A Manitoba Mayor says that while locals have been stepping up to protect their community, they need visitors to do their part.

After gaining social media fame, Pinawa, a small town 114 km north-east of Winnipeg, has seen a massive increase in tourists.

"Pinawa has always been a really beautiful community to come and visit, and certainly something that the residents of Pinawa treasure," Mayor Brian Skinner says.

Pinawa, which has approximately 1,500 residents, is seeing up to 2,000 people on a hot summer day visit them. While the Pinawa Channel is a relaxing spot to visit,  the increase is creating stress for locals.

"Tourists come out to enjoy the channel float, something that the people of Pinawa and area have enjoyed for 50 years, but now it is definitely no longer a secret."

While locals are excited to see people enjoy their town, they are less excited to see the issues the increase of people is bringing.

Trash and traffic are overtaking the town, leaving the local government to find solutions.

"We have had reports of people throwing garbage over the fence, into our cemetery."

Skinner adds that the town's beauty is preserved by its environmentally-conscious community, but that they are struggling to keep up with the trash being left by visitors.

"We definitely do not want them throwing garbage into the Pinawa channel because someday we will have to clean that up," he says. "We have had reports of people throwing garbage over the fence, into our cemetery. These kinds of practices are not appreciated."

Skinner is asking visitors to "take care" of their garbage when they visit and dispose of it in trash bins.

Along with the trash, Skinner says more importantly tourists need to slow down. While the speed limit on the highway is 100 km/hour and in town 70 km/hour, Skinner says driving at those speeds is not safe as many pedestrians are now walking along the roads. 
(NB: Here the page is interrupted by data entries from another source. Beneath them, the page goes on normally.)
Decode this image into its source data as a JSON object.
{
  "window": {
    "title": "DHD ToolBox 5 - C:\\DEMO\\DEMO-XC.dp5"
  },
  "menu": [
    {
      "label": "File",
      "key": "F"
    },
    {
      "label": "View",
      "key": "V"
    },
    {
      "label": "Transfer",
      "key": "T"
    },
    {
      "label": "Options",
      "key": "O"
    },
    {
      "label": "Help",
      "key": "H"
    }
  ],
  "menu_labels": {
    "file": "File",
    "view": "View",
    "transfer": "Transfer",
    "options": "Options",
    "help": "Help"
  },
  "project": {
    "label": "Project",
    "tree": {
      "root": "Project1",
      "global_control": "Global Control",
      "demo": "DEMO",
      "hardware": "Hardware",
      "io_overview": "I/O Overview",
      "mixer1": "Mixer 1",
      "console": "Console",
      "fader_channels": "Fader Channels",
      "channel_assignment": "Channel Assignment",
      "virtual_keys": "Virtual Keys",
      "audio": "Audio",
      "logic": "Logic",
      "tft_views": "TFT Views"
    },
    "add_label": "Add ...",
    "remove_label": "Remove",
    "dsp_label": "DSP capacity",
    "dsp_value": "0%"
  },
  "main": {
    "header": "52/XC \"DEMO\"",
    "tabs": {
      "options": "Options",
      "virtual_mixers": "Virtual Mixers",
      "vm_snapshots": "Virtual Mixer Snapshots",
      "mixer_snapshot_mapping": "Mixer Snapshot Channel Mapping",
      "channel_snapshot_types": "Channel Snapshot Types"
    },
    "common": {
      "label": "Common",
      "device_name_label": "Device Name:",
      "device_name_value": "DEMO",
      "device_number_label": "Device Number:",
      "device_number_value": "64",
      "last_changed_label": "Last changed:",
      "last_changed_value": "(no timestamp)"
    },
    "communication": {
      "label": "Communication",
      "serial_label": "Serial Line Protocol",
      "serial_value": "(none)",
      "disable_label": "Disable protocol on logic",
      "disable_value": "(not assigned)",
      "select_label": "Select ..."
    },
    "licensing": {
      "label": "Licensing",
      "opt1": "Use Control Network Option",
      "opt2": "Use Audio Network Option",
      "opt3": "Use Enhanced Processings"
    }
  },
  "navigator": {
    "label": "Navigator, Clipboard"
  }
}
"We have requested lower speed limits for the highway, and so far after a year Manitoba Highways has not made the change. We are really afraid people coming in at high speeds are going to be involved in an accident." 
Ideally, he says drivers would slow down to 70 km/hour on the highway and 50 km/hour in the town.

The District of Pinawa also recently started charging for parking to pay for security after safety concerns over car volumes arose. By adding a supervisor, the town is able to assure an ambulance can get through the mass of cars.
"It became evident in mid-July that the amount of traffic in that small area had become out of control."

He adds that now that traffic is being managed, ambulances can get by.
As the popular tubing destination in Pinawa is federally-owned, the town cannot charge entrance fees, creating a budgeting issue as tourism increases. 

"You have increased volumes of garbage to deal with, we have had to install washroom facilities, and we have done all of this basically on rate-payers money because we are not allowed to charge feels to go on the channel float."

The town of 1,500 has had to cut back its maintenance budget to build more washroom facilities and hire two new trash collectors.

Alice Chambers Trail into the suspension bridge where the Channel Float exit isThe Alice Chambers Trail, which leads into the suspension bridge where
the Channel Float exit is, is often full of vehicles. (Pinawa Resident Administrator Gisele Smith/Supplied)

While the increase is creating issues such as vehicles parking in unrecommended places, the town's businesses are seeing an increase in revenue.

"Pinawa is such a beautiful place to come and visit. I think it would be inappropriate for us to assume that (the tourism) numbers are going to decline.

We have to prepare for I think that similar crowds, or perhaps even more, and do all we can to manage those volumes."

Skinner believes that tourism will not slow down and is preparing for another busy season in 2021.